Within the past year, another of my neighbours closed down his family restaurant when he heard an apartment building next door to him was being built to provide supportive housing to people with mental health problems. More plain in his prejudices, he refused to stay near “crazy” people.

Examples from other parts of the city include the conversion of the “Entertainment District” to a residential area and almost any neighbourhood where condos have been built close to a slaughterhouse or other industrial area. If the City of Toronto mapped out where building orders occur, they are in concentrated in the areas with higher and mixed-incomes – the gentrified and the gentrifying areas of the city.

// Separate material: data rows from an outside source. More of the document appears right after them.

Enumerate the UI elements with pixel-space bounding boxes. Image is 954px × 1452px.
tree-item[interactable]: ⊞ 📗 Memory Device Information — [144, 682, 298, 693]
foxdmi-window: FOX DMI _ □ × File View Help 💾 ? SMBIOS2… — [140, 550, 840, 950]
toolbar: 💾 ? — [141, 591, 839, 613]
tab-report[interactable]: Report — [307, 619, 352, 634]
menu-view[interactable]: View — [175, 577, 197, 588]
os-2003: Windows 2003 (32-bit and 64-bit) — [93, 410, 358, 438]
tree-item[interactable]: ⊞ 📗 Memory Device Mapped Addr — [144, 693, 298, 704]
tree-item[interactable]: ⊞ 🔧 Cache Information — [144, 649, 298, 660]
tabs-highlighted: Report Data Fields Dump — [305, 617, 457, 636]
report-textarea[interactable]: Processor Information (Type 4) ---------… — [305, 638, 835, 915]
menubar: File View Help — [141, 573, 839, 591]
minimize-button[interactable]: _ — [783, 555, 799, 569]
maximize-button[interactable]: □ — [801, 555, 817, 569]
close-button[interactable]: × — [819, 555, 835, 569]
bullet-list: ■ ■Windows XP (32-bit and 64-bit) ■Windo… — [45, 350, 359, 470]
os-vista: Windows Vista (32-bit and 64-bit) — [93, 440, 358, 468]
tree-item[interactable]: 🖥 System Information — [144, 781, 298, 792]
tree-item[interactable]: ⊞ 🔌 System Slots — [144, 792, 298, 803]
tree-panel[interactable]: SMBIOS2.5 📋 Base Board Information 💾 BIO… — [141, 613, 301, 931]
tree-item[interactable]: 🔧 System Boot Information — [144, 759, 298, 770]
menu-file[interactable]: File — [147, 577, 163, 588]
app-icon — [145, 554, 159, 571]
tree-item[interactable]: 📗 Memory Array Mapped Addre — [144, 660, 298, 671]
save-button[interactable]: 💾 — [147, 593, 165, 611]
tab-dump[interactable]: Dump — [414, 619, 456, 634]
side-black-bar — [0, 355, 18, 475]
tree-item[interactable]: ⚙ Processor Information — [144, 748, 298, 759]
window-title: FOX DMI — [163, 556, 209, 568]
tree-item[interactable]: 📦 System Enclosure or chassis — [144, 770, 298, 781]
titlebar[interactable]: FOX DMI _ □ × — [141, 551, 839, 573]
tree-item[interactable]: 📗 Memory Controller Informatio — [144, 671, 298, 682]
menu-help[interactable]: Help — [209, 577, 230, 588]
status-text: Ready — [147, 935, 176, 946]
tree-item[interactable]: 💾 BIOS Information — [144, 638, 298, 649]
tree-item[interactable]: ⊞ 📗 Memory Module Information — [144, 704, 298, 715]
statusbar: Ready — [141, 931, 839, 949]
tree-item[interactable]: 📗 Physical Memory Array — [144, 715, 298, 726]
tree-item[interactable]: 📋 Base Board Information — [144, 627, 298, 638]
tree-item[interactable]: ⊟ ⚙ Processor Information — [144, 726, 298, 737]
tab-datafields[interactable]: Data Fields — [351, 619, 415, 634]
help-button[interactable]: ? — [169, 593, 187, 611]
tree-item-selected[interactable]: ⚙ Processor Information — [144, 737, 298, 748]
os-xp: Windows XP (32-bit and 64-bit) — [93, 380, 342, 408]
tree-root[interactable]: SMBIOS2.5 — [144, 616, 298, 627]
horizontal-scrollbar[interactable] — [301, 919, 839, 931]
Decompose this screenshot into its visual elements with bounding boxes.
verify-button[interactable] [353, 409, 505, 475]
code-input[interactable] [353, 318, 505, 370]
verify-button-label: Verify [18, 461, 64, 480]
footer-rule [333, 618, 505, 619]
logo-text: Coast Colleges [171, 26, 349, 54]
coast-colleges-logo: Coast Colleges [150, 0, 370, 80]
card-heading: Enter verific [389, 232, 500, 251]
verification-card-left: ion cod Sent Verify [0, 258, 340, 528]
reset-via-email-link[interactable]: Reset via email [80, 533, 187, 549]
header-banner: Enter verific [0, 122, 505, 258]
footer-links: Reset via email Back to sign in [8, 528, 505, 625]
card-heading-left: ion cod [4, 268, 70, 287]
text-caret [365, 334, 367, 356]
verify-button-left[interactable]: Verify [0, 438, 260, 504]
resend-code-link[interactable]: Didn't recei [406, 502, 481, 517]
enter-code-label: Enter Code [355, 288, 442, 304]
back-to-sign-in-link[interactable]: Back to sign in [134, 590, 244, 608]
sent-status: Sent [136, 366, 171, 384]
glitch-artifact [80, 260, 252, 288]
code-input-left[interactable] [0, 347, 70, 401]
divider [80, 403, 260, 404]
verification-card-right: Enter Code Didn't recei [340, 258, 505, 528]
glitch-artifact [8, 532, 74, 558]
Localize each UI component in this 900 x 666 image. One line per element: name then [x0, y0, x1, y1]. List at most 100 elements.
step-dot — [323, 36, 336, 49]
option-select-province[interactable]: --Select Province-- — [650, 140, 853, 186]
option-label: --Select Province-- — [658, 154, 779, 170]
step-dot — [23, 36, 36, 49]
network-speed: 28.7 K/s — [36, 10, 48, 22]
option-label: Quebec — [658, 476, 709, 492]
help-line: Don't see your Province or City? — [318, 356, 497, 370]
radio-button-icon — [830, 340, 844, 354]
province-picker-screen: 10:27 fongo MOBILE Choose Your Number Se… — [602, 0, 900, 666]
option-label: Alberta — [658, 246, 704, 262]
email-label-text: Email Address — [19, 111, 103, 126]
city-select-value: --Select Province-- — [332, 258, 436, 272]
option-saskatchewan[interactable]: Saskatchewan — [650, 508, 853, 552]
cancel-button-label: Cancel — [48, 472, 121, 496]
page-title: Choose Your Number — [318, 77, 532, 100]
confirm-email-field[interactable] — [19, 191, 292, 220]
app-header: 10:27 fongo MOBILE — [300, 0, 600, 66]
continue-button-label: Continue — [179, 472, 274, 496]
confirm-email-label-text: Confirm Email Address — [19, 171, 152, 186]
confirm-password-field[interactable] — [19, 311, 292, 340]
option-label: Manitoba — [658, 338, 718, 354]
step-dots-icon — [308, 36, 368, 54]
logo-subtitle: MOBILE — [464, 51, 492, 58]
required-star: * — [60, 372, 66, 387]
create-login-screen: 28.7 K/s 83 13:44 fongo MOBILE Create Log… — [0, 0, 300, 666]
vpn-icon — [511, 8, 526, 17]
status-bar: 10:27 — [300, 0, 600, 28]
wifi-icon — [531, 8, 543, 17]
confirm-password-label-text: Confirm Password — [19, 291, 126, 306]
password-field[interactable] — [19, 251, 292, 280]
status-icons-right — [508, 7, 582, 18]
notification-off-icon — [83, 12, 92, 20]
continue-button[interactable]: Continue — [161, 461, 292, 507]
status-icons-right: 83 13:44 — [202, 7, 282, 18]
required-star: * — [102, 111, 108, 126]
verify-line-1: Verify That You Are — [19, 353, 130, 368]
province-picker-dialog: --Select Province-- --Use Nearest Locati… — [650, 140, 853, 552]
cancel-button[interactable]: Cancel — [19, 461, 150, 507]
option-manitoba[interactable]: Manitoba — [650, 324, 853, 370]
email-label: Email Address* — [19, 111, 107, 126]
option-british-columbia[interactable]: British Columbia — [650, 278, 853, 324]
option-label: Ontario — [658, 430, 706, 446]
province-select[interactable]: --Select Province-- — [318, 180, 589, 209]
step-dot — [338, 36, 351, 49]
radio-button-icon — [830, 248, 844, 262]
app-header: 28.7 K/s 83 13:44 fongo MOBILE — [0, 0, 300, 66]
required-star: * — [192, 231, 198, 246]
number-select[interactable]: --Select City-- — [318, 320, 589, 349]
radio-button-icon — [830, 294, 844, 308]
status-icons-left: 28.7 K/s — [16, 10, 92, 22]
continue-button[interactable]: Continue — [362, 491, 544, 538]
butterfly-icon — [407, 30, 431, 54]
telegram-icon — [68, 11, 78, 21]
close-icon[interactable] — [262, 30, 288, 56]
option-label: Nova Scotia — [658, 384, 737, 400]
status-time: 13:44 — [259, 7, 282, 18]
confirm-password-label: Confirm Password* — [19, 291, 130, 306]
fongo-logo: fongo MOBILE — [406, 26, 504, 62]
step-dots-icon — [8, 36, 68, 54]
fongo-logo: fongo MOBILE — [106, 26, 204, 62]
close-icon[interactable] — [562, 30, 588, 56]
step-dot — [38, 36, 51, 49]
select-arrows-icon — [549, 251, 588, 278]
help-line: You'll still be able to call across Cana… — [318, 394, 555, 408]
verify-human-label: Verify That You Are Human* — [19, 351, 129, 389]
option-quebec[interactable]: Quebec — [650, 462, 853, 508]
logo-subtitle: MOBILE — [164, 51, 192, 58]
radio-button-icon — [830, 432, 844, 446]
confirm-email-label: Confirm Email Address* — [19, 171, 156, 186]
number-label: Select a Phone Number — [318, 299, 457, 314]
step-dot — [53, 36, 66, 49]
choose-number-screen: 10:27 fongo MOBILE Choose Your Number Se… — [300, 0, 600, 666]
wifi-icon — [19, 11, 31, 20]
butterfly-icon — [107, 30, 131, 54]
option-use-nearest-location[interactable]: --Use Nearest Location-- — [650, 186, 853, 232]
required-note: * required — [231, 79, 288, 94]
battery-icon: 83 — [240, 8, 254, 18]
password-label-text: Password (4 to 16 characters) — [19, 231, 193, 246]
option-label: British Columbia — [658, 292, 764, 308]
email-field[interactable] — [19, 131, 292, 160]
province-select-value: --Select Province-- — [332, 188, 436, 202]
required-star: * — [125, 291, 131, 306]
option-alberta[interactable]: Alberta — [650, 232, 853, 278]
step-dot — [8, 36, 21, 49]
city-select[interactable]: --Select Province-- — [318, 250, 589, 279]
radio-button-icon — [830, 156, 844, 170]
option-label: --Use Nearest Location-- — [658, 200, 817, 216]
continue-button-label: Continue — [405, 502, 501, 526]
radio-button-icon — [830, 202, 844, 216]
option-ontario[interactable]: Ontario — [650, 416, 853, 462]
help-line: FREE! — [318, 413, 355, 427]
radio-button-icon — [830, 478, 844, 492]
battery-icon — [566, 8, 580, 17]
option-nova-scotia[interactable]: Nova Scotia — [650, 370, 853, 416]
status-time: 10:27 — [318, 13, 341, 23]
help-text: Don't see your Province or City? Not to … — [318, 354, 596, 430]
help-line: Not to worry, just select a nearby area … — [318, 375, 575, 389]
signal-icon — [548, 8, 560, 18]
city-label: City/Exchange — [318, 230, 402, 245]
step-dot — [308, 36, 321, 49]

What under lies all these is fear. People don’t want to lose what they have. When people (re-)act from a fearful place, any larger vision gets lost.

But the reality that the neighbourhoods with the highest complaints are not the places with the most problems, but rather places with the most privilege. These are the neighbourhoods where the “sharp elbows of the middle class” claim the resources seen to be due to them.

Flawed as the Priority Neighbourhood Areas were, what they did do effectively was to re-focus resources away from the noisiest, squeakiest parts of the city, to areas that hadn’t had any attention for a very long time. This leveling of the playing field probably led to some of the strongest critiques of the mayor, David Miller, that he had let things slide in the areas where, frankly, people are more likely to vote.

Instead, the Strong Neighbourhood strategy has evened some things out. The new Community Partnership Strategy is also building an evidence base so that neighbourhood comparisons can be done more accurately.

These strategies show we are a more generous city than these other NIMBY stories tell about us. When given a chance, we can dream of a common good.

But, until we Torontonians see our backyard as the entire city, inequality will continue to split neighbourhoods, into “good” and “bad’ places to live, into places where we fight each other.